Dplyr

Last updated
dplyr
Original author(s) Hadley Wickham, Romain François, Lionel Henry, Kirill Müller, Davis Vaughan
Initial releaseJanuary 7, 2014;10 years ago (2014-01-07)
Stable release
1.1.0 / January 29, 2023;14 months ago (2023-01-29)
Written in R
License MIT License
Website dplyr.tidyverse.org//

One of the core packages of the tidyverse in the R programming language, dplyr is primarily a set of functions designed to enable dataframe manipulation in an intuitive, user-friendly way. Data analysts typically use dplyr in order to transform existing datasets into a format better suited for some particular type of analysis, or data visualization. [1] [2]

Contents

For instance, someone seeking to analyze an enormous dataset may wish to only view a smaller subset of the data. Alternatively, a user may wish to rearrange the data in order to see the rows ranked by some numerical value, or even based on a combination of values from the original dataset.

dplyr was launched in 2014. [3] On the dplyr web page, the package is described as "a grammar of data manipulation, providing a consistent set of verbs that help you solve the most common data manipulation challenges." [4]

The five core verbs

While dplyr actually includes several dozen functions that enable various forms of data manipulation, the package features five primary verbs: [5]

filter(), which is used to extract rows from a dataframe, based on conditions specified by a user;

select(), which is used to subset a dataframe by its columns;

arrange(), which is used to sort rows in a dataframe based on attributes held by particular columns;

mutate(), which is used to create new variables, by altering and/or combining values from existing columns; and

summarize(), also spelled summarise(), which is used to collapse values from a dataframe into a single summary.

Additional functions

In addition to its five main verbs, dplyr also includes several other functions that enable exploration and manipulation of dataframes.
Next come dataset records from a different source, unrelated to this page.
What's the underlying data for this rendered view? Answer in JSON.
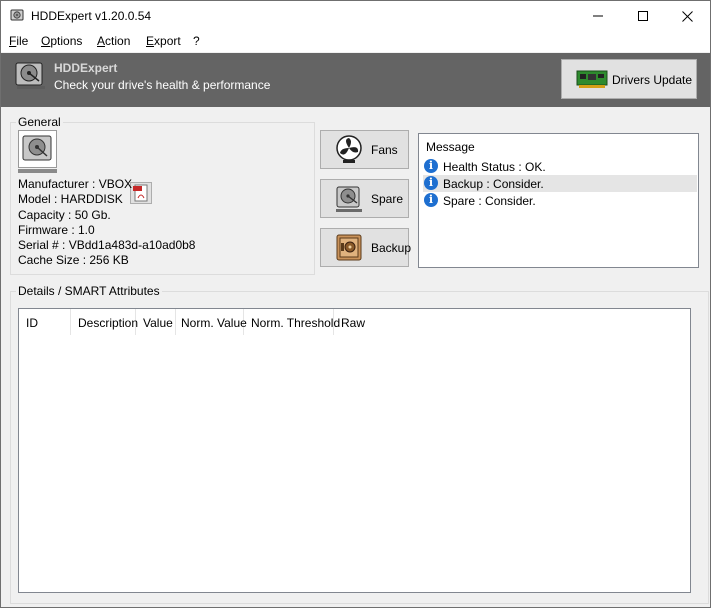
{
  "window": {
    "title": "HDDExpert v1.20.0.54"
  },
  "menu": [
    {
      "key": "F",
      "rest": "ile"
    },
    {
      "key": "O",
      "rest": "ptions"
    },
    {
      "key": "A",
      "rest": "ction"
    },
    {
      "key": "E",
      "rest": "xport"
    },
    {
      "key": "",
      "rest": "?"
    }
  ],
  "banner": {
    "title": "HDDExpert",
    "subtitle": "Check your drive's health & performance",
    "drivers_button": "Drivers Update"
  },
  "general": {
    "label": "General",
    "manufacturer": "Manufacturer : VBOX",
    "model": "Model : HARDDISK",
    "capacity": "Capacity : 50 Gb.",
    "firmware": "Firmware : 1.0",
    "serial": "Serial # : VBdd1a483d-a10ad0b8",
    "cache": "Cache Size : 256 KB"
  },
  "side_buttons": {
    "fans": "Fans",
    "spare": "Spare",
    "backup": "Backup"
  },
  "messages": {
    "header": "Message",
    "items": [
      {
        "text": "Health Status : OK.",
        "selected": false
      },
      {
        "text": "Backup : Consider.",
        "selected": true
      },
      {
        "text": "Spare : Consider.",
        "selected": false
      }
    ]
  },
  "details": {
    "label": "Details / SMART Attributes",
    "columns": [
      "ID",
      "Description",
      "Value",
      "Norm. Value",
      "Norm. Threshold",
      "Raw"
    ]
  },
  "colors": {
    "banner_bg": "#646464",
    "info_icon": "#1e6fd0",
    "selection": "#e5e5e5"
  }
}
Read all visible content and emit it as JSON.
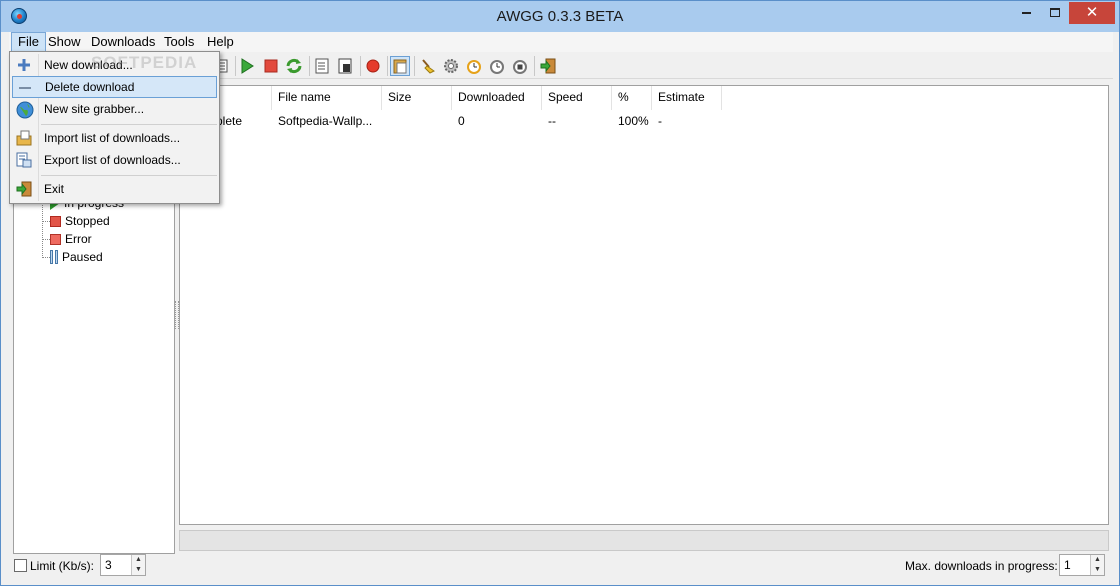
{
  "window": {
    "title": "AWGG 0.3.3 BETA",
    "close_glyph": "✕"
  },
  "menubar": {
    "items": [
      "File",
      "Show",
      "Downloads",
      "Tools",
      "Help"
    ]
  },
  "file_menu": {
    "items": [
      {
        "label": "New download...",
        "icon": "plus-icon"
      },
      {
        "label": "Delete download",
        "icon": "minus-icon",
        "highlighted": true
      },
      {
        "label": "New site grabber...",
        "icon": "globe-icon"
      },
      {
        "label": "Import list of downloads...",
        "icon": "import-icon"
      },
      {
        "label": "Export list of downloads...",
        "icon": "export-icon"
      },
      {
        "label": "Exit",
        "icon": "exit-icon"
      }
    ]
  },
  "toolbar": {
    "icons": [
      "queue-icon",
      "start-icon",
      "stop-icon",
      "restart-icon",
      "properties-icon",
      "open-folder-icon",
      "record-icon",
      "clipboard-icon",
      "clean-icon",
      "settings-icon",
      "scheduler-start-icon",
      "scheduler-icon",
      "scheduler-stop-icon",
      "exit-icon"
    ]
  },
  "tree": {
    "items": [
      {
        "label": "In progress",
        "icon": "play-icon"
      },
      {
        "label": "Stopped",
        "icon": "stop-icon"
      },
      {
        "label": "Error",
        "icon": "error-icon"
      },
      {
        "label": "Paused",
        "icon": "pause-icon"
      }
    ]
  },
  "list": {
    "columns": [
      "File name",
      "Size",
      "Downloaded",
      "Speed",
      "%",
      "Estimate"
    ],
    "rows": [
      {
        "status": "mplete",
        "file_name": "Softpedia-Wallp...",
        "size": "",
        "downloaded": "0",
        "speed": "--",
        "percent": "100%",
        "estimate": "-"
      }
    ]
  },
  "statusbar": {
    "limit_label": "Limit (Kb/s):",
    "limit_value": "3",
    "limit_checked": false,
    "max_label": "Max. downloads in progress:",
    "max_value": "1"
  },
  "watermark": "SOFTPEDIA"
}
Included among these are:

count(), which is used to sum the number of unique observations that contain some particular value or categorical attribute;

rename(), which enables a user to alter the column names for variables, often to improve ease of use and intuitive understanding of a dataset;

slice_max(), which returns a data subset that contains the rows with the highest number of values for some particular variable;

slice_min(), which returns a data subset that contains the rows with the lowest number of values for some particular variable.

Built-in datasets

The dplyr package comes with five datasets. These are: band_instruments, band_instruments2, band_members, starwars, storms.        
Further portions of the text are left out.